Ms. Warren’s campaign did not respond to a request for comment for this story. But in private conversations, her advisers acknowledge that this ideological squeeze is similar to one that doomed earlier candidates like former Representative Beto O’Rourke of Texas, Senator Kirsten Gillibrand of New York and Senator Kamala Harris of California. But unlike those candidates, who often made grand pivots in order to appease both sides, Ms. Warren is placing her bet on authenticity and hoping voters will reward her for being consistent.
But she is still making minor tweaks to her strategy. She has appeared on more national television programs in recent days, including a rare appearance on the Sunday political talk show circuit. Adam Green, who leads the Progressive Change Campaign Committee and has advised Ms. Warren, said to expect her to “make the case for electability” against Mr. Trump in the coming month, aimed at “scared progressives” who are “tentatively parked with others like Biden.”
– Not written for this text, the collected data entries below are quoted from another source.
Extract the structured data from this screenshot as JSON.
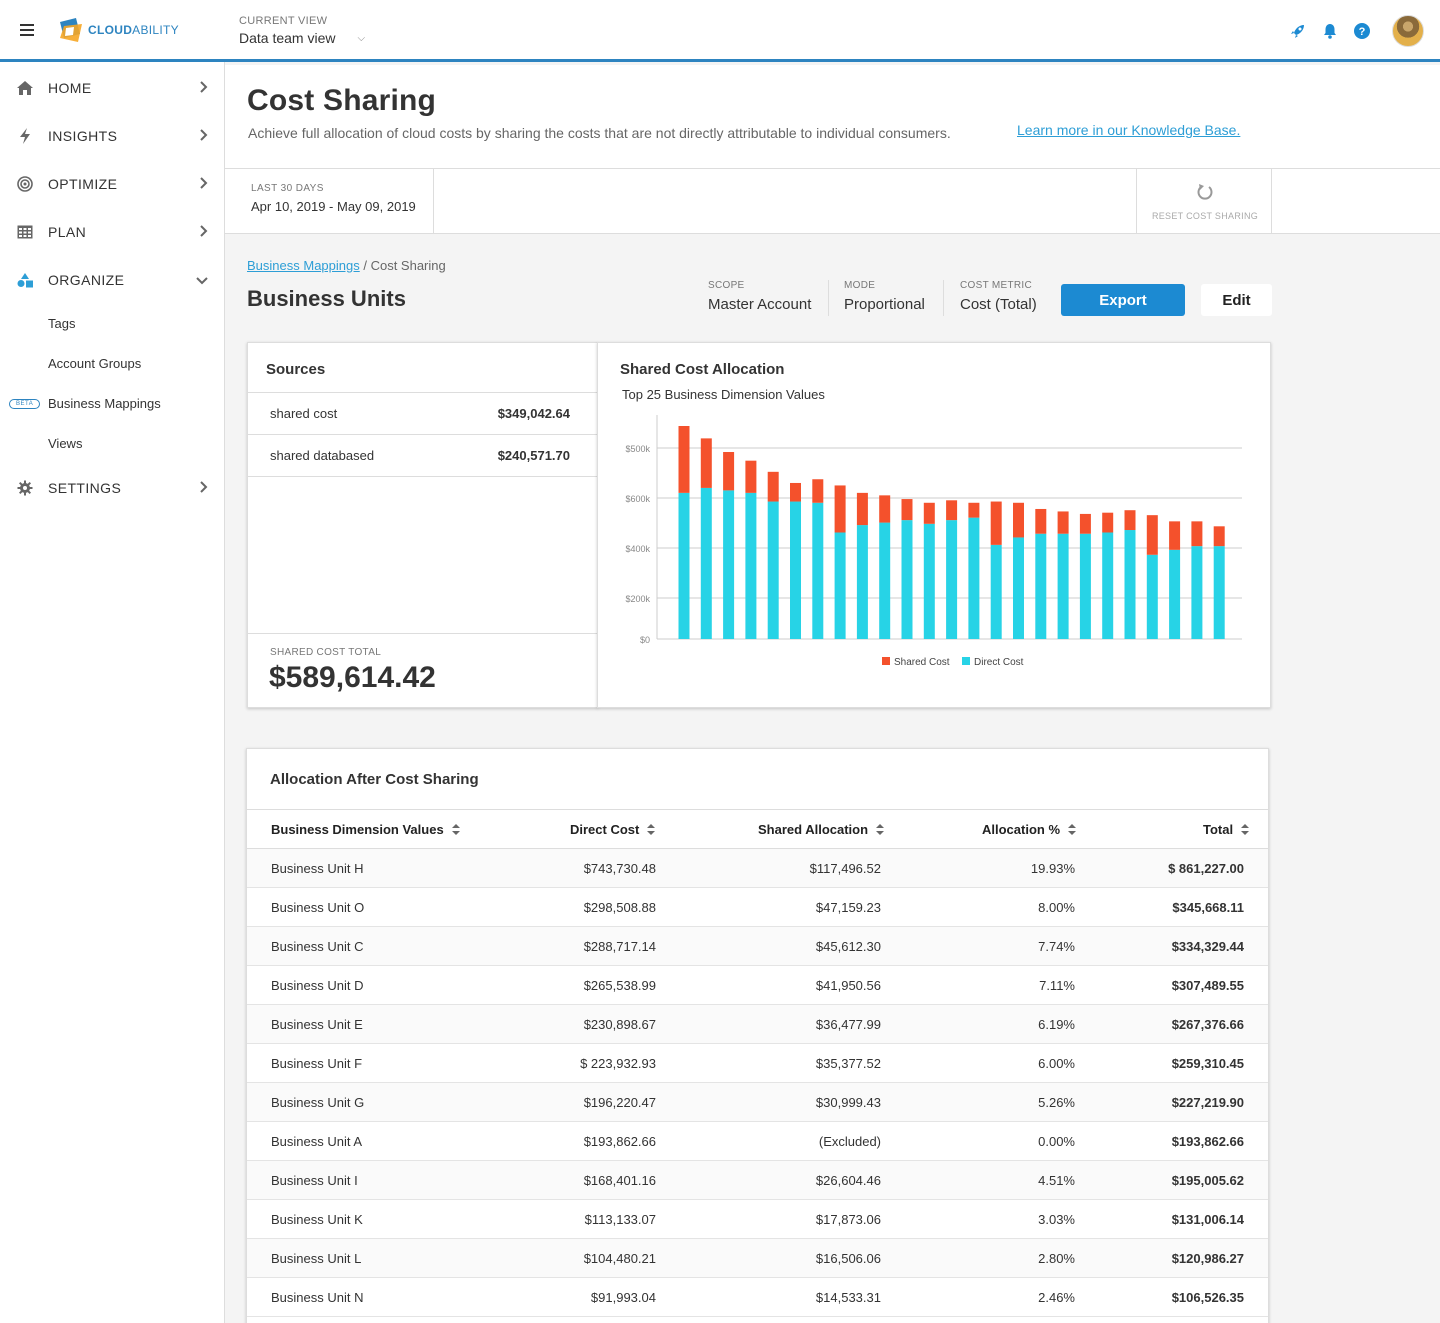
{
  "topbar": {
    "brand_bold": "CLOUD",
    "brand_thin": "ABILITY",
    "current_view_label": "CURRENT VIEW",
    "current_view_value": "Data team view"
  },
  "sidebar": {
    "items": [
      {
        "label": "HOME",
        "icon": "home-icon"
      },
      {
        "label": "INSIGHTS",
        "icon": "lightning-icon"
      },
      {
        "label": "OPTIMIZE",
        "icon": "target-icon"
      },
      {
        "label": "PLAN",
        "icon": "calendar-grid-icon"
      },
      {
        "label": "ORGANIZE",
        "icon": "shapes-icon"
      },
      {
        "label": "SETTINGS",
        "icon": "gear-icon"
      }
    ],
    "sub_items": [
      "Tags",
      "Account Groups",
      "Business Mappings",
      "Views"
    ],
    "beta_label": "BETA"
  },
  "header": {
    "title": "Cost Sharing",
    "subtitle": "Achieve full allocation of cloud costs by sharing the costs that are not directly attributable to individual consumers.",
    "kb_link": "Learn more in our Knowledge Base."
  },
  "date_strip": {
    "label": "LAST 30 DAYS",
    "range": "Apr 10, 2019 - May 09, 2019",
    "reset_label": "RESET COST SHARING"
  },
  "content": {
    "breadcrumb_link": "Business Mappings",
    "breadcrumb_current": "/ Cost Sharing",
    "title": "Business Units",
    "scope_label": "SCOPE",
    "scope_value": "Master Account",
    "mode_label": "MODE",
    "mode_value": "Proportional",
    "metric_label": "COST METRIC",
    "metric_value": "Cost (Total)",
    "export_label": "Export",
    "edit_label": "Edit"
  },
  "sources": {
    "title": "Sources",
    "rows": [
      {
        "name": "shared cost",
        "amount": "$349,042.64"
      },
      {
        "name": "shared databased",
        "amount": "$240,571.70"
      }
    ],
    "total_label": "SHARED COST TOTAL",
    "total_value": "$589,614.42"
  },
  "chart_data": {
    "type": "bar",
    "stacked": true,
    "title": "Shared Cost Allocation",
    "subtitle": "Top 25 Business Dimension Values",
    "y_ticks": [
      "$0",
      "$200k",
      "$400k",
      "$600k",
      "$500k"
    ],
    "legend": [
      "Shared Cost",
      "Direct Cost"
    ],
    "colors": {
      "shared": "#f4512c",
      "direct": "#27d3e6"
    },
    "series": [
      {
        "name": "Direct Cost",
        "values": [
          590,
          610,
          600,
          590,
          555,
          555,
          550,
          430,
          460,
          470,
          480,
          465,
          480,
          490,
          380,
          410,
          425,
          425,
          425,
          430,
          440,
          340,
          360,
          375,
          375
        ]
      },
      {
        "name": "Shared Cost",
        "values": [
          270,
          200,
          155,
          130,
          120,
          75,
          95,
          190,
          130,
          110,
          85,
          85,
          80,
          60,
          175,
          140,
          100,
          90,
          80,
          80,
          80,
          160,
          115,
          100,
          80
        ]
      }
    ],
    "ylim": [
      0,
      860
    ]
  },
  "table": {
    "title": "Allocation After Cost Sharing",
    "columns": [
      "Business Dimension Values",
      "Direct Cost",
      "Shared Allocation",
      "Allocation %",
      "Total"
    ],
    "rows": [
      [
        "Business Unit H",
        "$743,730.48",
        "$117,496.52",
        "19.93%",
        "$ 861,227.00"
      ],
      [
        "Business Unit O",
        "$298,508.88",
        "$47,159.23",
        "8.00%",
        "$345,668.11"
      ],
      [
        "Business Unit C",
        "$288,717.14",
        "$45,612.30",
        "7.74%",
        "$334,329.44"
      ],
      [
        "Business Unit D",
        "$265,538.99",
        "$41,950.56",
        "7.11%",
        "$307,489.55"
      ],
      [
        "Business Unit E",
        "$230,898.67",
        "$36,477.99",
        "6.19%",
        "$267,376.66"
      ],
      [
        "Business Unit F",
        "$ 223,932.93",
        "$35,377.52",
        "6.00%",
        "$259,310.45"
      ],
      [
        "Business Unit G",
        "$196,220.47",
        "$30,999.43",
        "5.26%",
        "$227,219.90"
      ],
      [
        "Business Unit A",
        "$193,862.66",
        "(Excluded)",
        "0.00%",
        "$193,862.66"
      ],
      [
        "Business Unit I",
        "$168,401.16",
        "$26,604.46",
        "4.51%",
        "$195,005.62"
      ],
      [
        "Business Unit K",
        "$113,133.07",
        "$17,873.06",
        "3.03%",
        "$131,006.14"
      ],
      [
        "Business Unit L",
        "$104,480.21",
        "$16,506.06",
        "2.80%",
        "$120,986.27"
      ],
      [
        "Business Unit N",
        "$91,993.04",
        "$14,533.31",
        "2.46%",
        "$106,526.35"
      ]
    ]
  }
}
The campaign has also amassed a roster of energetic and potentially influential surrogates, including Julián Castro, the former cabinet secretary and presidential candidate, Representatives Ayanna S. Pressley of Massachusetts and Katie Porter of California, and a collective of activists called “Black Womxn For,” all of whom are set to descend on Iowa in the coming weeks.
These surrogates may go on the offensive in ways Ms. Warren has resisted. At their joint rally in Brooklyn on Tuesday, it was Mr. Castro — not Ms. Warren — who made the most explicit case for why she was better suited than her primary opponents to beat Mr. Trump.
“More than any other candidate in this race, more than any other candidate that’s going to be on that debate stage in a few days, Elizabeth Warren is the candidate who can unite the entire Democratic Party,” he said. “When you talk to people on the ground, you find that they like Elizabeth Warren. You find that they’re willing to support her. You find that she has the best damn organization in these early states.”